The Netflix series, “Monster: The Jeffrey Dahmer Story,” and the documentary, “Conversations with a Killer: The Jeffrey Dahmer Tapes,” became overnight sensations after their release, receiving critical acclaim worldwide.
The story is already a dark one, as most people know, but part of the story that some haven’t appreciated until now is the way that white privilege and homophobia may have contributed to Dahmer’s ability to get away with his crimes for as long as he did.
Jeffrey Dahmer had a terrible childhood. According to people who knew him as a child, Dahmer did not have many friends. The only thing that he was interested in was dead animals and dissection. His parents divorced when he turned 18, which was a turning point for him according to Gerald Boyle, Dahmer’s lead defense attorney.
Most of Dahmer’s victims were black people. Dahmer denies any implication of racism in the recorded interviews played in the documentary. He says he mainly picks black and Asian people to be his victims because he finds them attractive.
The police could have caught Dahmer months earlier when someone saw a 14-year-old boy leaving Dahmer’s apartment, naked, bleeding and disoriented. Nicole Childress, who had been visiting a neighbour of Dahmer’s called the police immediately. However, Dahmer was able to convince the cops that the boy whose name was Konerak Sinthasomphone was an adult and it was a domestic squabble between two homosexuals. The police not only did not check his apartment but also returned the little boy to Damher.
If they had searched his room they would have found a dead body in his room, a fridge where he stored the skeletons and organs, and big barrels of hydrochloric acid which Dahmer used to dissolve his victims’ bodies. It was an unnecessary death caused by the police’s neglect.

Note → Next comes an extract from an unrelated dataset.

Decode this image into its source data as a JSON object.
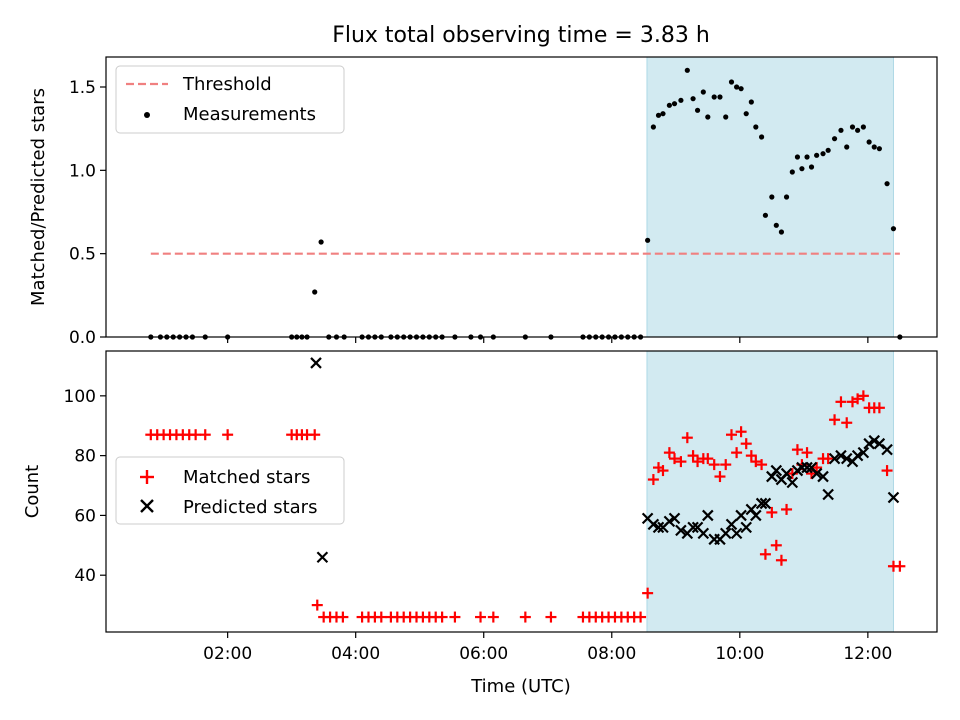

The documentary released the radio transmission by the officers, which shows they were laughing in the background. During that period, gay people were always made fun of by homophobia.

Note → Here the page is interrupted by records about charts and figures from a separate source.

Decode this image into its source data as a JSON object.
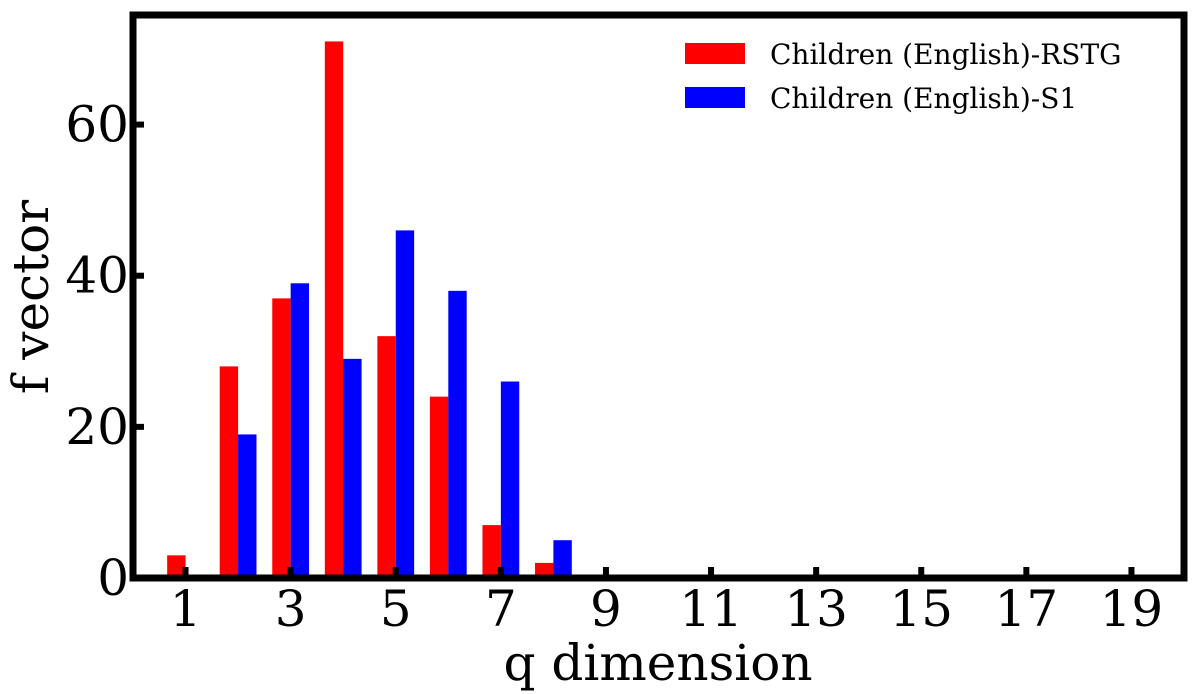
{
  "chart_data": {
    "type": "bar",
    "xlabel": "q dimension",
    "ylabel": "f vector",
    "xlim": [
      0,
      20
    ],
    "ylim": [
      0,
      74.5
    ],
    "x_ticks": [
      1,
      3,
      5,
      7,
      9,
      11,
      13,
      15,
      17,
      19
    ],
    "y_ticks": [
      0,
      20,
      40,
      60
    ],
    "x": [
      1,
      2,
      3,
      4,
      5,
      6,
      7,
      8,
      9,
      10,
      11,
      12,
      13,
      14,
      15,
      16,
      17,
      18,
      19
    ],
    "series": [
      {
        "name": "Children (English)-RSTG",
        "color": "#ff0000",
        "values": [
          3,
          28,
          37,
          71,
          32,
          24,
          7,
          2,
          0,
          0,
          0,
          0,
          0,
          0,
          0,
          0,
          0,
          0,
          0
        ]
      },
      {
        "name": "Children (English)-S1",
        "color": "#0000ff",
        "values": [
          0,
          19,
          39,
          29,
          46,
          38,
          26,
          5,
          0,
          0,
          0,
          0,
          0,
          0,
          0,
          0,
          0,
          0,
          0
        ]
      }
    ],
    "legend_position": "top-right",
    "grid": false
  }
}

The police never asked for the witness’s name and denied the request of Glenda Cleveland — the neighbour that Childress was visiting — to double-check the boy’s age and safety. They chose Dahmer’s words over the witnesses and repeatedly expressed concerns about the two black women and witnesses in the Dahmer case. Before the case of Sinthasomphone, Cleveland had called the police on numerous separate occasions and even contacted the FBI. No one cared to listen to her.
Five of the 17 murders Dahmer committed happened after Cleveland tried to warn the police.

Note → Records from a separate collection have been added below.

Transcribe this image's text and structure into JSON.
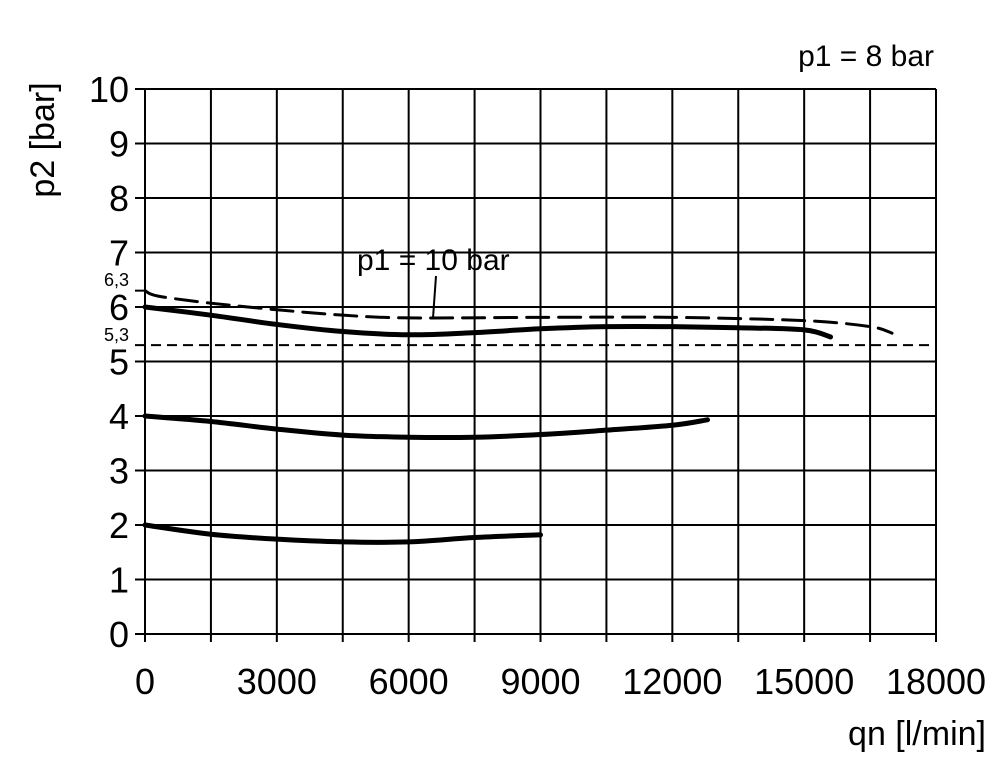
{
  "chart_data": {
    "type": "line",
    "title": "",
    "xlabel": "qn [l/min]",
    "ylabel": "p2 [bar]",
    "xlim": [
      0,
      18000
    ],
    "ylim": [
      0,
      10
    ],
    "grid": true,
    "x_ticks": [
      0,
      3000,
      6000,
      9000,
      12000,
      15000,
      18000
    ],
    "x_tick_labels": [
      "0",
      "3000",
      "6000",
      "9000",
      "12000",
      "15000",
      "18000"
    ],
    "y_ticks": [
      0,
      1,
      2,
      3,
      4,
      5,
      6,
      7,
      8,
      9,
      10
    ],
    "y_tick_labels": [
      "0",
      "1",
      "2",
      "3",
      "4",
      "5",
      "6",
      "7",
      "8",
      "9",
      "10"
    ],
    "annotations": {
      "main_condition": "p1 = 8 bar",
      "dashed_curve_label": "p1 = 10 bar",
      "ref_high": "6,3",
      "ref_low": "5,3"
    },
    "reference_line": {
      "y": 5.3,
      "style": "dashed"
    },
    "series": [
      {
        "style": "solid",
        "x": [
          0,
          1500,
          3000,
          4500,
          6000,
          7500,
          9000,
          10500,
          12000,
          13500,
          15000,
          15600
        ],
        "y": [
          6.0,
          5.85,
          5.68,
          5.55,
          5.49,
          5.53,
          5.6,
          5.64,
          5.64,
          5.62,
          5.58,
          5.45
        ]
      },
      {
        "name": "p1 = 10 bar",
        "style": "dashed",
        "x": [
          0,
          300,
          1500,
          3000,
          4500,
          6000,
          9000,
          12000,
          15000,
          16500,
          17000
        ],
        "y": [
          6.3,
          6.2,
          6.07,
          5.95,
          5.85,
          5.8,
          5.81,
          5.81,
          5.75,
          5.64,
          5.52
        ]
      },
      {
        "style": "solid",
        "x": [
          0,
          1500,
          3000,
          4500,
          6000,
          7500,
          9000,
          10500,
          12000,
          12800
        ],
        "y": [
          4.0,
          3.9,
          3.76,
          3.65,
          3.61,
          3.61,
          3.66,
          3.74,
          3.83,
          3.93
        ]
      },
      {
        "style": "solid",
        "x": [
          0,
          1500,
          3000,
          4500,
          6000,
          7500,
          9000
        ],
        "y": [
          2.0,
          1.83,
          1.74,
          1.69,
          1.69,
          1.77,
          1.82
        ]
      }
    ]
  }
}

The year in which Dahmer was most active in Milwaukee was a peak of AIDS and many people moved to different locations or died. Dahmer had a rare opportunity where people vanishing within the community was something normal.
Milwaukee is a small city, and so the black gay community there is also very small. In most cases, poor gay men did not have a large support system, and when they said their loved ones were missing, authorities didn’t give them much attention. Michael Ross, a friend of the victim, said they know who is missing in the bar say who he is here says in the documentary that even though some in the community might suspect something bad had happened, there were no police officers or detectives who would come up to the gay bar and ask what they know about those missing people. This went on for years, no one tried to track them down.
Ross mentioned that the investigation for gay-related crimes is so slow. If victims had been white and straight, he believes the search would have been more in-depth and specific. Family members of some victims told the filmmakers that they agreed that the police officers didn’t do enough.
The documentary makes a powerful case that systemic racism and homophobia, both in the police department and the community, contributed to Dahmer’s killing spree. He preyed on these minorities, and the police did not protect them.